There's nothing like a one-on-one competition to bring out the claws, with Laura Kathleen saying of Uli, "She's more like a stylist who tacks things on to make things look better." Meow.

The one-upmanship kept going when Joanna Coles came in for her critiques, asking the designers to size up each others' work.Emilio said "My lady owns the estate, Josh's lady is a guest."

She also asked Anthony Ryan and Ivy to rate each other's work. Anthony Ryan offered a 7 or 8 on a scale of 1 to 10. Ivy rated his dress a 5, saying, "I happen to think his dress looks like curtains from the 1920s instead of a dress from the 1920s."

ivy2Ivy's Art Deco-inspired design.

Her own dress was inspired by the geometry of Art Deco, and she chose an expensive fabric, with, I believe, sequined stripes that she wanted to use to create a chevron pattern. Joanna is positive in telling Ivy her design, "Feels very 1920s. It's very Roxy Hart from "Chicago."

Observing Ivy working, Uli said she's making her life more difficult by cutting a beautiful fabric into many pieces that will be hard to put together. By day's end, it appears Uli might be correct. For a second time, Ivy leaves the workroom without much to put on her model. Her fabric is still in pieces and there's only two hours to show time the next day

After judging, Joshua, Laura Kathleen and Ivy end up on the bottom. It doesn't help that Ivy has a model who doesn't walk dynamically and has a tendency to slouch or stand sloppily. A model with better posture would have showed her dress to far better advantage.

arAnthony Ryan's design. Love the cape, not the dress.

I was so sure Anthony Ryan was going to be on the bottom. His dress was very plain, and while the judges said it looked very modern, it was a shapeless babydoll that was so boring he had to dress it up with a feathered capelet. Well, who can resist a feathered capelet? I just bought one from Sass & Bide.

I was doubly shocked when he was named the winner, but at that point the judges seemed to have no choice. Emilio's dress was beautiful, but didn't have much of a 1920s factor. Judges deemed it closer to the 1930s or '40s. Uli seemed to repeat herself in layering on fringe and other frills. The judges were down on repetition this week.

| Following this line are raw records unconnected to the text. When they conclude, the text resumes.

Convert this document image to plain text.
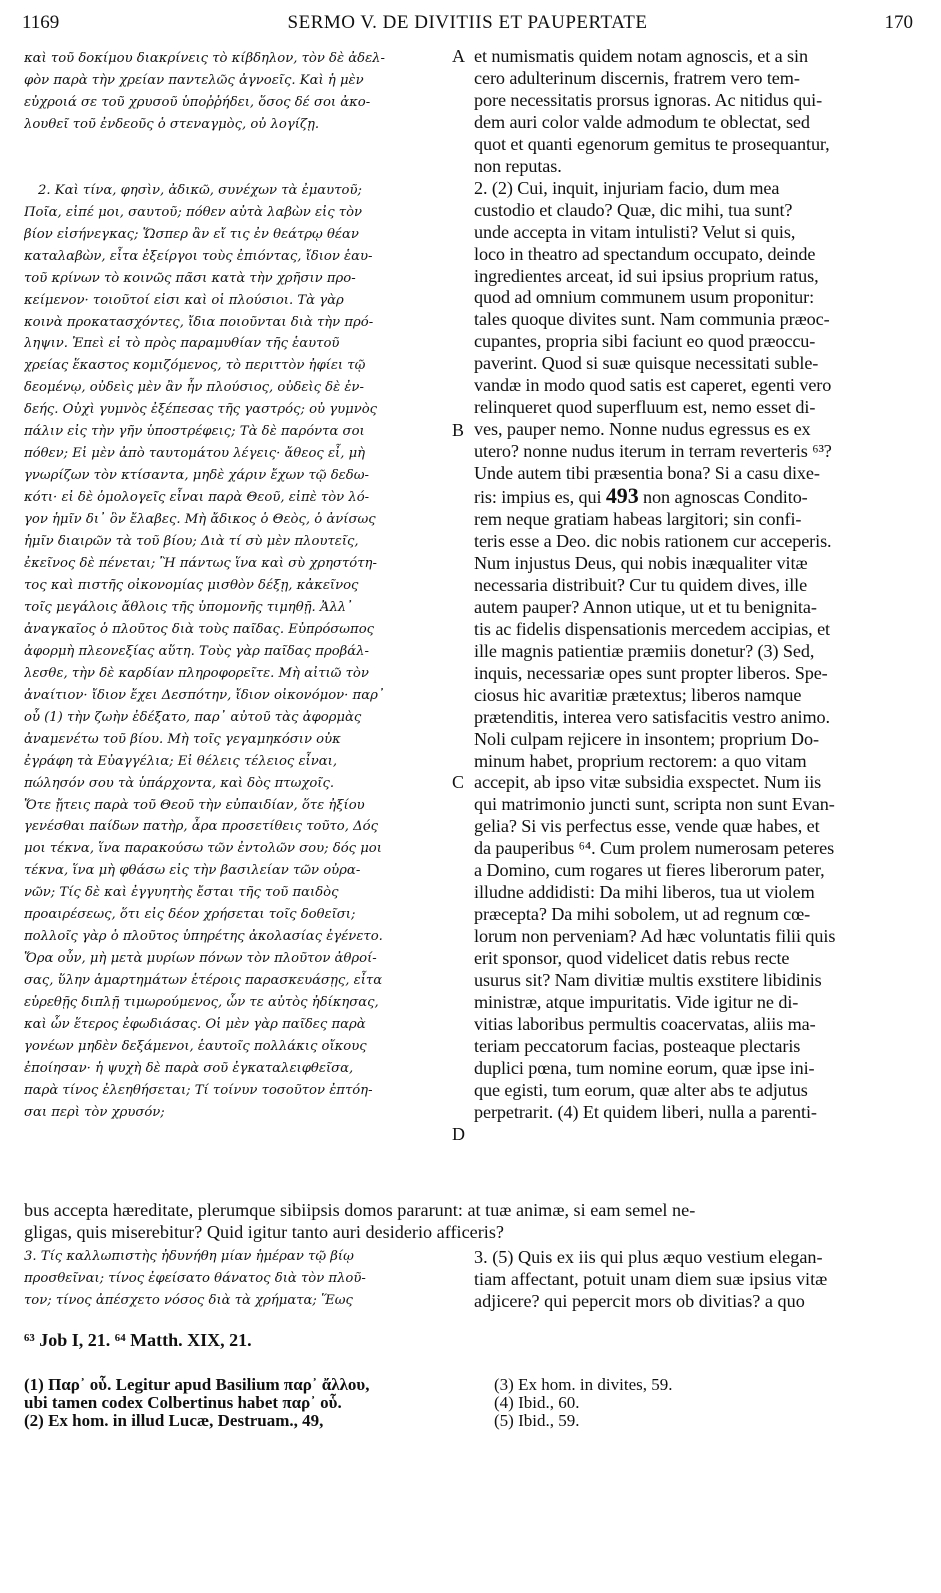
1169	SERMO V. DE DIVITIIS ET PAUPERTATE	170
καὶ τοῦ δοκίμου διακρίνεις τὸ κίβδηλον, τὸν δὲ ἀδελ-
φὸν παρὰ τὴν χρείαν παντελῶς ἀγνοεῖς. Καὶ ἡ μὲν
εὐχροιά σε τοῦ χρυσοῦ ὑποῤῥήδει, ὅσος δέ σοι ἀκο-
λουθεῖ τοῦ ἐνδεοῦς ὁ στεναγμὸς, οὐ λογίζῃ.
2. Καὶ τίνα, φησὶν, ἀδικῶ, συνέχων τὰ ἐμαυτοῦ;
Ποῖα, εἰπέ μοι, σαυτοῦ; πόθεν αὐτὰ λαβὼν εἰς τὸν
βίον εἰσήνεγκας; Ὥσπερ ἂν εἴ τις ἐν θεάτρῳ θέαν
καταλαβὼν, εἶτα ἐξείργοι τοὺς ἐπιόντας, ἴδιον ἑαυ-
τοῦ κρίνων τὸ κοινῶς πᾶσι κατὰ τὴν χρῆσιν προ-
κείμενον· τοιοῦτοί εἰσι καὶ οἱ πλούσιοι. Τὰ γὰρ
κοινὰ προκατασχόντες, ἴδια ποιοῦνται διὰ τὴν πρό-
ληψιν. Ἐπεὶ εἰ τὸ πρὸς παραμυθίαν τῆς ἑαυτοῦ
χρείας ἕκαστος κομιζόμενος, τὸ περιττὸν ἠφίει τῷ
δεομένῳ, οὐδεὶς μὲν ἂν ἦν πλούσιος, οὐδεὶς δὲ ἐν-
δεής. Οὐχὶ γυμνὸς ἐξέπεσας τῆς γαστρός; οὐ γυμνὸς
πάλιν εἰς τὴν γῆν ὑποστρέφεις; Τὰ δὲ παρόντα σοι
πόθεν; Εἰ μὲν ἀπὸ ταυτομάτου λέγεις· ἄθεος εἶ, μὴ
γνωρίζων τὸν κτίσαντα, μηδὲ χάριν ἔχων τῷ δεδω-
κότι· εἰ δὲ ὁμολογεῖς εἶναι παρὰ Θεοῦ, εἰπὲ τὸν λό-
γον ἡμῖν δι᾿ ὃν ἔλαβες. Μὴ ἄδικος ὁ Θεὸς, ὁ ἀνίσως
ἡμῖν διαιρῶν τὰ τοῦ βίου; Διὰ τί σὺ μὲν πλουτεῖς,
ἐκεῖνος δὲ πένεται; Ἢ πάντως ἵνα καὶ σὺ χρηστότη-
τος καὶ πιστῆς οἰκονομίας μισθὸν δέξῃ, κἀκεῖνος
τοῖς μεγάλοις ἄθλοις τῆς ὑπομονῆς τιμηθῇ. Ἀλλ᾿
ἀναγκαῖος ὁ πλοῦτος διὰ τοὺς παῖδας. Εὐπρόσωπος
ἀφορμὴ πλεονεξίας αὕτη. Τοὺς γὰρ παῖδας προβάλ-
λεσθε, τὴν δὲ καρδίαν πληροφορεῖτε. Μὴ αἰτιῶ τὸν
ἀναίτιον· ἴδιον ἔχει Δεσπότην, ἴδιον οἰκονόμον· παρ᾿
οὗ (1) τὴν ζωὴν ἐδέξατο, παρ᾿ αὐτοῦ τὰς ἀφορμὰς
ἀναμενέτω τοῦ βίου. Μὴ τοῖς γεγαμηκόσιν οὐκ
ἐγράφη τὰ Εὐαγγέλια; Εἰ θέλεις τέλειος εἶναι,
πώλησόν σου τὰ ὑπάρχοντα, καὶ δὸς πτωχοῖς.
Ὅτε ᾔτεις παρὰ τοῦ Θεοῦ τὴν εὐπαιδίαν, ὅτε ἠξίου
γενέσθαι παίδων πατὴρ, ἆρα προσετίθεις τοῦτο, Δός
μοι τέκνα, ἵνα παρακούσω τῶν ἐντολῶν σου; δός μοι
τέκνα, ἵνα μὴ φθάσω εἰς τὴν βασιλείαν τῶν οὐρα-
νῶν; Τίς δὲ καὶ ἐγγυητὴς ἔσται τῆς τοῦ παιδὸς
προαιρέσεως, ὅτι εἰς δέον χρήσεται τοῖς δοθεῖσι;
πολλοῖς γὰρ ὁ πλοῦτος ὑπηρέτης ἀκολασίας ἐγένετο.
Ὅρα οὖν, μὴ μετὰ μυρίων πόνων τὸν πλοῦτον ἀθροί-
σας, ὕλην ἁμαρτημάτων ἑτέροις παρασκευάσῃς, εἶτα
εὑρεθῇς διπλῇ τιμωρούμενος, ὧν τε αὐτὸς ἠδίκησας,
καὶ ὧν ἕτερος ἐφωδιάσας. Οἱ μὲν γὰρ παῖδες παρὰ
γονέων μηδὲν δεξάμενοι, ἑαυτοῖς πολλάκις οἴκους
ἐποίησαν· ἡ ψυχὴ δὲ παρὰ σοῦ ἐγκαταλειφθεῖσα,
παρὰ τίνος ἐλεηθήσεται; Τί τοίνυν τοσοῦτον ἐπτόη-
σαι περὶ τὸν χρυσόν;
et numismatis quidem notam agnoscis, et a sin
cero adulterinum discernis, fratrem vero tem-
pore necessitatis prorsus ignoras. Ac nitidus qui-
dem auri color valde admodum te oblectat, sed
quot et quanti egenorum gemitus te prosequantur,
non reputas.
2. (2) Cui, inquit, injuriam facio, dum mea
custodio et claudo? Quæ, dic mihi, tua sunt?
unde accepta in vitam intulisti? Velut si quis,
loco in theatro ad spectandum occupato, deinde
ingredientes arceat, id sui ipsius proprium ratus,
quod ad omnium communem usum proponitur:
tales quoque divites sunt. Nam communia præoc-
cupantes, propria sibi faciunt eo quod præoccu-
paverint. Quod si suæ quisque necessitati suble-
vandæ in modo quod satis est caperet, egenti vero
relinqueret quod superfluum est, nemo esset di-
ves, pauper nemo. Nonne nudus egressus es ex
utero? nonne nudus iterum in terram reverteris ⁶³?
Unde autem tibi præsentia bona? Si a casu dixe-
ris: impius es, qui 493 non agnoscas Condito-
rem neque gratiam habeas largitori; sin confi-
teris esse a Deo. dic nobis rationem cur acceperis.
Num injustus Deus, qui nobis inæqualiter vitæ
necessaria distribuit? Cur tu quidem dives, ille
autem pauper? Annon utique, ut et tu benignita-
tis ac fidelis dispensationis mercedem accipias, et
ille magnis patientiæ præmiis donetur? (3) Sed,
inquis, necessariæ opes sunt propter liberos. Spe-
ciosus hic avaritiæ prætextus; liberos namque
prætenditis, interea vero satisfacitis vestro animo.
Noli culpam rejicere in insontem; proprium Do-
minum habet, proprium rectorem: a quo vitam
accepit, ab ipso vitæ subsidia exspectet. Num iis
qui matrimonio juncti sunt, scripta non sunt Evan-
gelia? Si vis perfectus esse, vende quæ habes, et
da pauperibus ⁶⁴. Cum prolem numerosam peteres
a Domino, cum rogares ut fieres liberorum pater,
illudne addidisti: Da mihi liberos, tua ut violem
præcepta? Da mihi sobolem, ut ad regnum cœ-
lorum non perveniam? Ad hæc voluntatis filii quis
erit sponsor, quod videlicet datis rebus recte
usurus sit? Nam divitiæ multis exstitere libidinis
ministræ, atque impuritatis. Vide igitur ne di-
vitias laboribus permultis coacervatas, aliis ma-
teriam peccatorum facias, posteaque plectaris
duplici pœna, tum nomine eorum, quæ ipse ini-
que egisti, tum eorum, quæ alter abs te adjutus
perpetrarit. (4) Et quidem liberi, nulla a parenti-
A
B
C
D
bus accepta hæreditate, plerumque sibiipsis domos pararunt: at tuæ animæ, si eam semel ne-
gligas, quis miserebitur? Quid igitur tanto auri desiderio afficeris?
3. Τίς καλλωπιστὴς ἠδυνήθη μίαν ἡμέραν τῷ βίῳ
προσθεῖναι; τίνος ἐφείσατο θάνατος διὰ τὸν πλοῦ-
τον; τίνος ἀπέσχετο νόσος διὰ τὰ χρήματα; Ἕως
3. (5) Quis ex iis qui plus æquo vestium elegan-
tiam affectant, potuit unam diem suæ ipsius vitæ
adjicere? qui pepercit mors ob divitias? a quo
⁶³ Job I, 21. ⁶⁴ Matth. XIX, 21.
(1) Παρ᾿ οὗ. Legitur apud Basilium παρ᾿ ἄλλου,
ubi tamen codex Colbertinus habet παρ᾿ οὗ.
(2) Ex hom. in illud Lucæ, Destruam., 49,
(3) Ex hom. in divites, 59.
(4) Ibid., 60.
(5) Ibid., 59.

After that, Joshua was saved for another plain dress that I can find any day in any junior store. I don't know why he's still in the competition.

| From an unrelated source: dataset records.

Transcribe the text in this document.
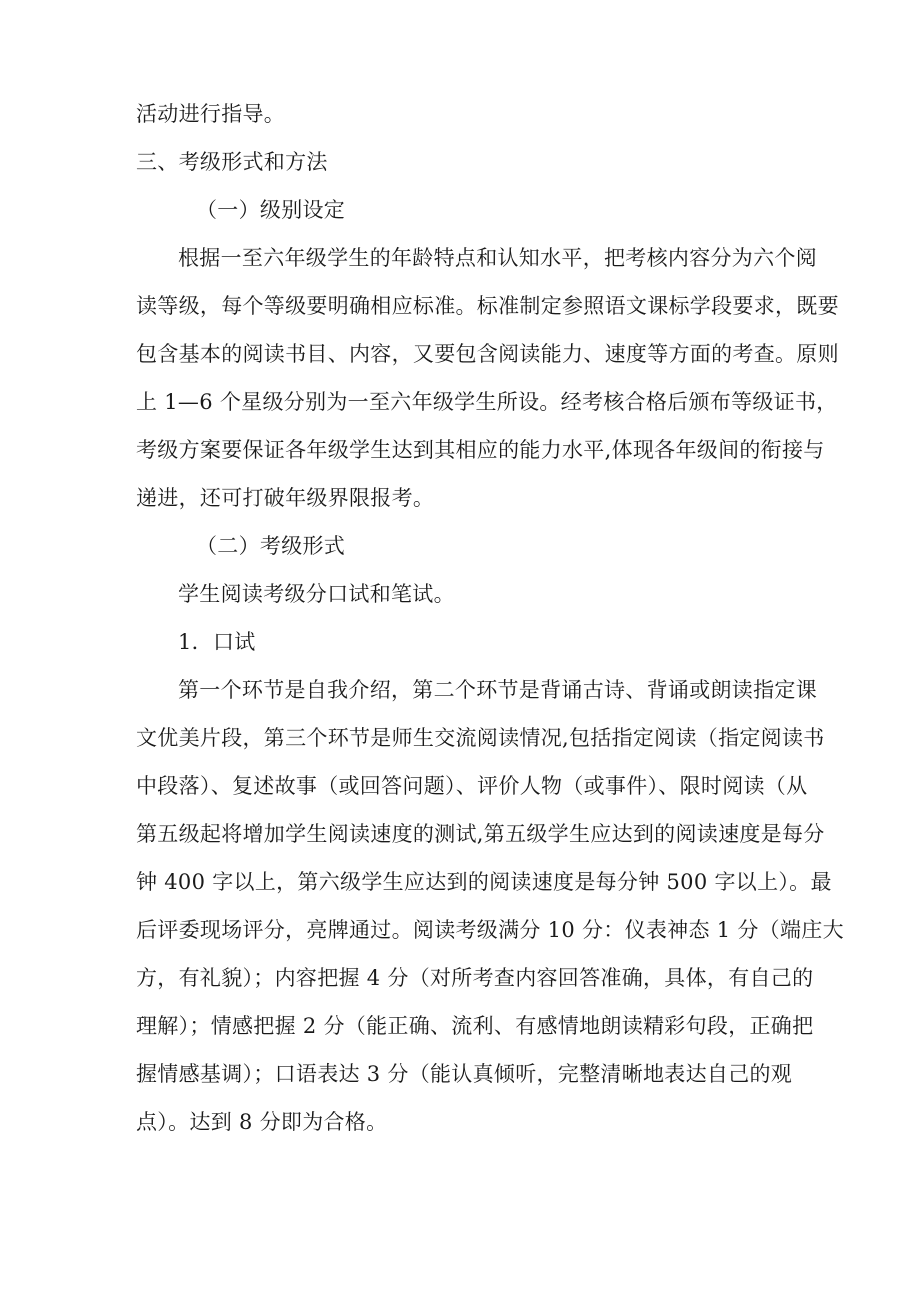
活动进行指导。
三、考级形式和方法
（一）级别设定
根据一至六年级学生的年龄特点和认知水平，把考核内容分为六个阅
读等级，每个等级要明确相应标准。标准制定参照语文课标学段要求，既要
包含基本的阅读书目、内容，又要包含阅读能力、速度等方面的考查。原则
上 1—6 个星级分别为一至六年级学生所设。经考核合格后颁布等级证书，
考级方案要保证各年级学生达到其相应的能力水平,体现各年级间的衔接与
递进，还可打破年级界限报考。
（二）考级形式
学生阅读考级分口试和笔试。
1．口试
第一个环节是自我介绍，第二个环节是背诵古诗、背诵或朗读指定课
文优美片段，第三个环节是师生交流阅读情况,包括指定阅读（指定阅读书
中段落）、复述故事（或回答问题）、评价人物（或事件）、限时阅读（从
第五级起将增加学生阅读速度的测试,第五级学生应达到的阅读速度是每分
钟 400 字以上，第六级学生应达到的阅读速度是每分钟 500 字以上）。最
后评委现场评分，亮牌通过。阅读考级满分 10 分：仪表神态 1 分（端庄大
方，有礼貌）；内容把握 4 分（对所考查内容回答准确，具体，有自己的
理解）；情感把握 2 分（能正确、流利、有感情地朗读精彩句段，正确把
握情感基调）；口语表达 3 分（能认真倾听，完整清晰地表达自己的观
点）。达到 8 分即为合格。
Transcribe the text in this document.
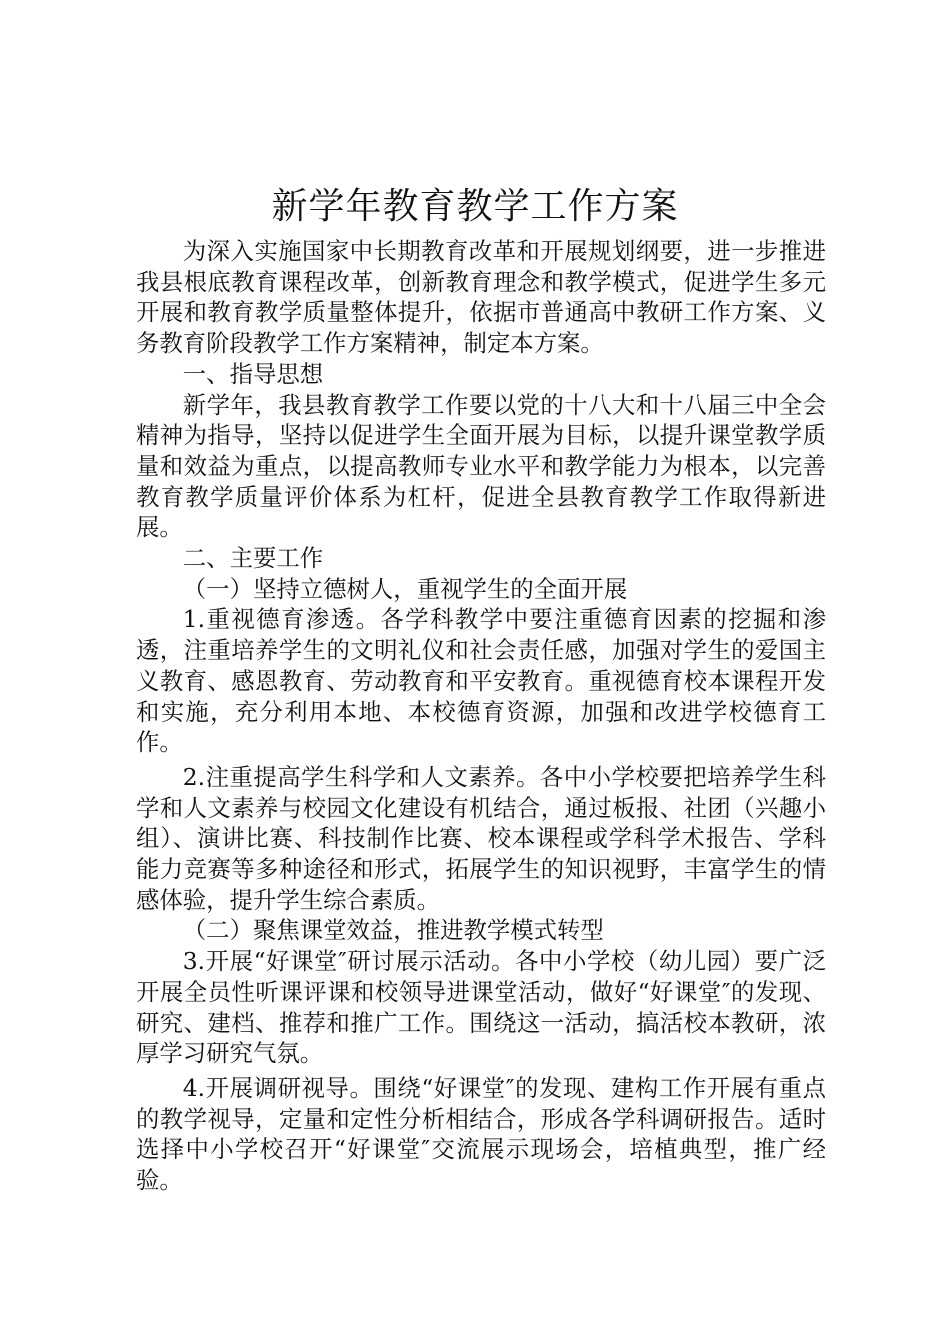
新学年教育教学工作方案

为深入实施国家中长期教育改革和开展规划纲要，进一步推进我县根底教育课程改革，创新教育理念和教学模式，促进学生多元开展和教育教学质量整体提升，依据市普通高中教研工作方案、义务教育阶段教学工作方案精神，制定本方案。

一、指导思想

新学年，我县教育教学工作要以党的十八大和十八届三中全会精神为指导，坚持以促进学生全面开展为目标，以提升课堂教学质量和效益为重点，以提高教师专业水平和教学能力为根本，以完善教育教学质量评价体系为杠杆，促进全县教育教学工作取得新进展。

二、主要工作

（一）坚持立德树人，重视学生的全面开展

1.重视德育渗透。各学科教学中要注重德育因素的挖掘和渗透，注重培养学生的文明礼仪和社会责任感，加强对学生的爱国主义教育、感恩教育、劳动教育和平安教育。重视德育校本课程开发和实施，充分利用本地、本校德育资源，加强和改进学校德育工作。

2.注重提高学生科学和人文素养。各中小学校要把培养学生科学和人文素养与校园文化建设有机结合，通过板报、社团（兴趣小组）、演讲比赛、科技制作比赛、校本课程或学科学术报告、学科能力竞赛等多种途径和形式，拓展学生的知识视野，丰富学生的情感体验，提升学生综合素质。

（二）聚焦课堂效益，推进教学模式转型

3.开展“好课堂″研讨展示活动。各中小学校（幼儿园）要广泛开展全员性听课评课和校领导进课堂活动，做好“好课堂″的发现、研究、建档、推荐和推广工作。围绕这一活动，搞活校本教研，浓厚学习研究气氛。

4.开展调研视导。围绕“好课堂″的发现、建构工作开展有重点的教学视导，定量和定性分析相结合，形成各学科调研报告。适时选择中小学校召开“好课堂″交流展示现场会，培植典型，推广经验。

That meant Ivy and Laura Kathleen were the bottom two, but I had a feeling Ivy was going to be saved because Laura Kathleen had sent jumpsuits and pantsuits down the runway one too many times, and guest judge, actress Gretchen Moll really seemed to work hard to sway the other judges into seeing the work and thought process that went into Ivy's dress, which Georgina Chapman said looked familiar because it was Prada-esque.

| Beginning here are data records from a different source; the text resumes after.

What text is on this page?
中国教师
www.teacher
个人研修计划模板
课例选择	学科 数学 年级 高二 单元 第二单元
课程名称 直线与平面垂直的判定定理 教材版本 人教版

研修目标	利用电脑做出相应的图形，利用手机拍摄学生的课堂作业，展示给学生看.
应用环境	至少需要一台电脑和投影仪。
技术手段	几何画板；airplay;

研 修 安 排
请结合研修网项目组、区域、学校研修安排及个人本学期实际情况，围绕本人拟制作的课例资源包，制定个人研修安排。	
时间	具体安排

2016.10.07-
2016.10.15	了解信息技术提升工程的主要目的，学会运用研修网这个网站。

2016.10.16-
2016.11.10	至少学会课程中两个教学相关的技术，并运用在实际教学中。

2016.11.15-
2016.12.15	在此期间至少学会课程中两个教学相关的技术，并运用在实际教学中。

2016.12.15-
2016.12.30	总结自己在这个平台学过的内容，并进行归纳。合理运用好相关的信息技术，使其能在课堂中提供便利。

So once again, Ivy was spared hearing the dreaded, "You're out." Prada-esque is far better than being Forever 21-esque, which is how Anthony Ryan's dress appeared. Maybe his fabric looked better in the studio than over television.

We're now down to five designers and Ivy needs to do something amazing next week to stay in the game. She's been on the bottom three weeks in a row now, and nobody would survive a fourth week in bottom two. Though at this point, Joshua is the weakest link, unless he can buy some taste.

uliIn the face-off between Uli, right, and Laura Kathleen, Uli won for her fringed flapper dress.

emiEmilio, left, was the winner in his face-off against Joshua.